Rip Currents Also Arrive As Labor Day Comes To The Beach
Crowds are out in force on this last official summer holiday
“I don’t go into the water. I’m from the Caribbean. The water is way too cold,” said Flora Hyacinth.
She was not, therefore, concerned about rip currents. Hyacinth was at Dog Beach with a group of friends, including Carolyn Ryan and her son Chris.
“I did hear about it," said Carolyn. "My son and his friend have been surfing out in the water all morning. The lifeguards, I did hear them say something about a rip current up front and I just said, 'OK they’re out there,'” she said.
On this last big weekend of summer, the National Weather Service is warning that the risk of rip currents is high. Roughly 80 percent of the ocean rescues are because of rip currents, according to the US Lifesaving Association.
“I know we’ve been making a few rescues here today. The surf has picked up so with the increased surf, it increases the rip current,” said Lt. Brian Clark, with the Marine Safety of the San Diego Fire Rescue LifeGuard Services.
When rip currents do form at places like Dog Beach, in Ocean Beach, Clark said the first step for swimmers is not to panic.
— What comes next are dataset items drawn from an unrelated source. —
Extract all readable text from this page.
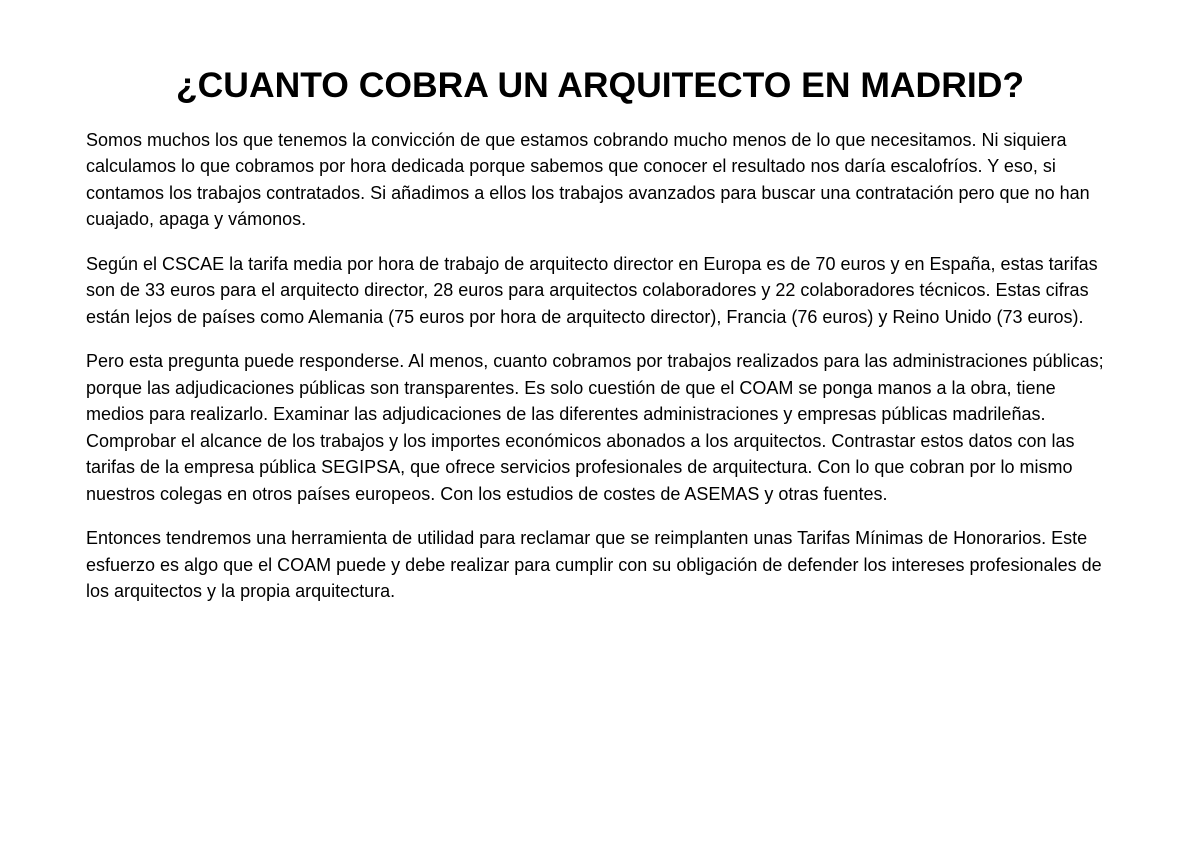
¿CUANTO COBRA UN ARQUITECTO EN MADRID?

Somos muchos los que tenemos la convicción de que estamos cobrando mucho menos de lo que necesitamos. Ni siquiera calculamos lo que cobramos por hora dedicada porque sabemos que conocer el resultado nos daría escalofríos. Y eso, si contamos los trabajos contratados. Si añadimos a ellos los trabajos avanzados para buscar una contratación pero que no han cuajado, apaga y vámonos.

Según el CSCAE la tarifa media por hora de trabajo de arquitecto director en Europa es de 70 euros y en España, estas tarifas son de 33 euros para el arquitecto director, 28 euros para arquitectos colaboradores y 22 colaboradores técnicos. Estas cifras están lejos de países como Alemania (75 euros por hora de arquitecto director), Francia (76 euros) y Reino Unido (73 euros).

Pero esta pregunta puede responderse. Al menos, cuanto cobramos por trabajos realizados para las administraciones públicas; porque las adjudicaciones públicas son transparentes. Es solo cuestión de que el COAM se ponga manos a la obra, tiene medios para realizarlo. Examinar las adjudicaciones de las diferentes administraciones y empresas públicas madrileñas. Comprobar el alcance de los trabajos y los importes económicos abonados a los arquitectos. Contrastar estos datos con las tarifas de la empresa pública SEGIPSA, que ofrece servicios profesionales de arquitectura. Con lo que cobran por lo mismo nuestros colegas en otros países europeos. Con los estudios de costes de ASEMAS y otras fuentes.

Entonces tendremos una herramienta de utilidad para reclamar que se reimplanten unas Tarifas Mínimas de Honorarios. Este esfuerzo es algo que el COAM puede y debe realizar para cumplir con su obligación de defender los intereses profesionales de los arquitectos y la propia arquitectura.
“And if you feel like the current is taking you one direction, parallel a little bit, then you want to go in that direction. So if you feel like with this south swell, it’s pushing you further north, as you get pulled out, you want to go in a northern direction. And once you’re out of the rip current then you can swim back to shore,” he said.
The National Weather Service says the elevated surf and strong rip current conditions will continue into tonight. Surf will reach 3 to 4 feet throughout parts of the day.